Later in the day, however, Mr. Trump appeared to slightly walk back his statements in a message posted to Twitter, telling his followers to go home after the violence had occurred, though he still maintained his false claims of election fraudulency.  

“I know your pain. I know your hurt. We had an election that was stolen from us, it was a landslide election, and everyone knows it, especially the other side, “ Mr. Trump said.
“But you have to go home now… this was a fraudulent election, but we can’t play into the hands of these people. We have to have peace. So go home, we love you, you’re very special.” 
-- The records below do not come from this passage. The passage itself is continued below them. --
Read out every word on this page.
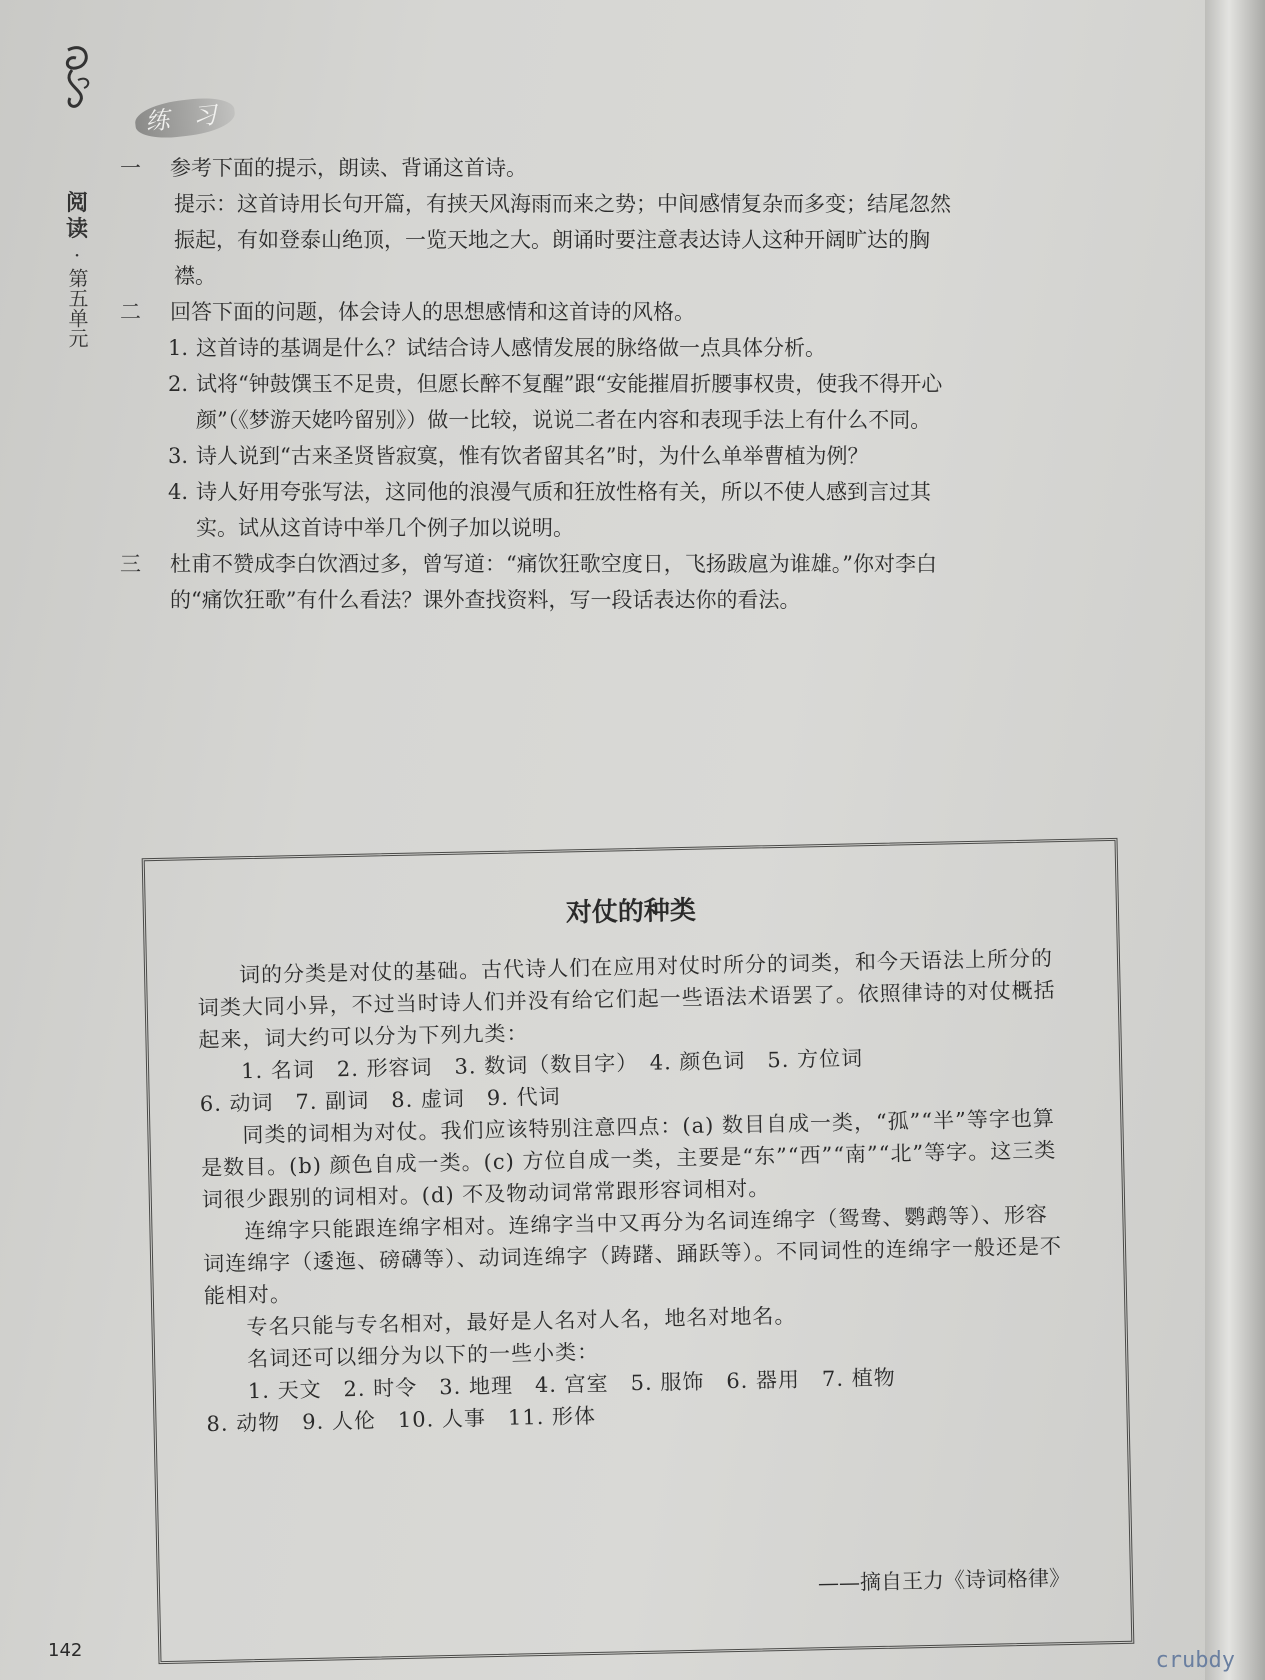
练 习
阅读
·
第五单元
一	参考下面的提示，朗读、背诵这首诗。
提示：这首诗用长句开篇，有挟天风海雨而来之势；中间感情复杂而多变；结尾忽然振起，有如登泰山绝顶，一览天地之大。朗诵时要注意表达诗人这种开阔旷达的胸襟。
二	回答下面的问题，体会诗人的思想感情和这首诗的风格。
1. 这首诗的基调是什么？试结合诗人感情发展的脉络做一点具体分析。
2. 试将“钟鼓馔玉不足贵，但愿长醉不复醒”跟“安能摧眉折腰事权贵，使我不得开心颜”（《梦游天姥吟留别》）做一比较，说说二者在内容和表现手法上有什么不同。
3. 诗人说到“古来圣贤皆寂寞，惟有饮者留其名”时，为什么单举曹植为例？
4. 诗人好用夸张写法，这同他的浪漫气质和狂放性格有关，所以不使人感到言过其实。试从这首诗中举几个例子加以说明。
三	杜甫不赞成李白饮酒过多，曾写道：“痛饮狂歌空度日，飞扬跋扈为谁雄。”你对李白的“痛饮狂歌”有什么看法？课外查找资料，写一段话表达你的看法。
对仗的种类

词的分类是对仗的基础。古代诗人们在应用对仗时所分的词类，和今天语法上所分的词类大同小异，不过当时诗人们并没有给它们起一些语法术语罢了。依照律诗的对仗概括起来，词大约可以分为下列九类：

1. 名词　2. 形容词　3. 数词（数目字）　4. 颜色词　5. 方位词

6. 动词　7. 副词　8. 虚词　9. 代词

同类的词相为对仗。我们应该特别注意四点：(a) 数目自成一类，“孤”“半”等字也算是数目。(b) 颜色自成一类。(c) 方位自成一类，主要是“东”“西”“南”“北”等字。这三类词很少跟别的词相对。(d) 不及物动词常常跟形容词相对。

连绵字只能跟连绵字相对。连绵字当中又再分为名词连绵字（鸳鸯、鹦鹉等）、形容词连绵字（逶迤、磅礴等）、动词连绵字（踌躇、踊跃等）。不同词性的连绵字一般还是不能相对。

专名只能与专名相对，最好是人名对人名，地名对地名。

名词还可以细分为以下的一些小类：

1. 天文　2. 时令　3. 地理　4. 宫室　5. 服饰　6. 器用　7. 植物

8. 动物　9. 人伦　10. 人事　11. 形体

——摘自王力《诗词格律》
142	crubdy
Lawmakers and citizens alike drew contrast between the differentiating treatment given to Wednesday’s rioters in contrast to Black Lives Matter protesters, most notably during this summer, by both the Trump Administration and law enforcement. Many pointed to contrasting images and videos showing Black Lives Matter protesters being tear-gassed and met with violence and large numbers of heavily armed officers while protesting on the streets, whereas the mob that broke into the Capitol was met with little resistance once inside, allowed to crowd the halls and Senate Chamber.

“The police in Seattle and Portland and DC were more prepared to repress peaceful Black Lives Matter protests than people actually trying to storm the US Capitol,” racial justice lawyer Judith Dianis said. 

Despite the commotion, the Congress was able to reconvene to confirm the electoral college votes after 11 p.m. E.T. Though 127 Republican lawmakers (six Republicans in the Senate and 121 in the House), still objected to the election results, some backing down after previously claiming they would, the presidential win was certified for Mr. Biden. 

The United States and the United States Congress have faced down much greater threats than the unhinged crowd we saw today. We’ve never been deterred before, and we will not be deterred today.”

— Mitch Mcconnell

“The United States and the United States Congress have faced down much greater threats than the unhinged crowd we saw today. We’ve never been deterred before, and we will not be deterred today. They tried to disrupt our democracy. They failed. They failed. They failed to attempt to obstruct the Congress,” Senate Majority Leader Mitch Mcconnell said. 

Following the chaos, nine high-level Trump Administration officials have resigned. Though Mr. Trump has still refused to concede the results of the election, the nation will go forward with Mr. Biden’s inauguration on Wednesday, Jan. 20th.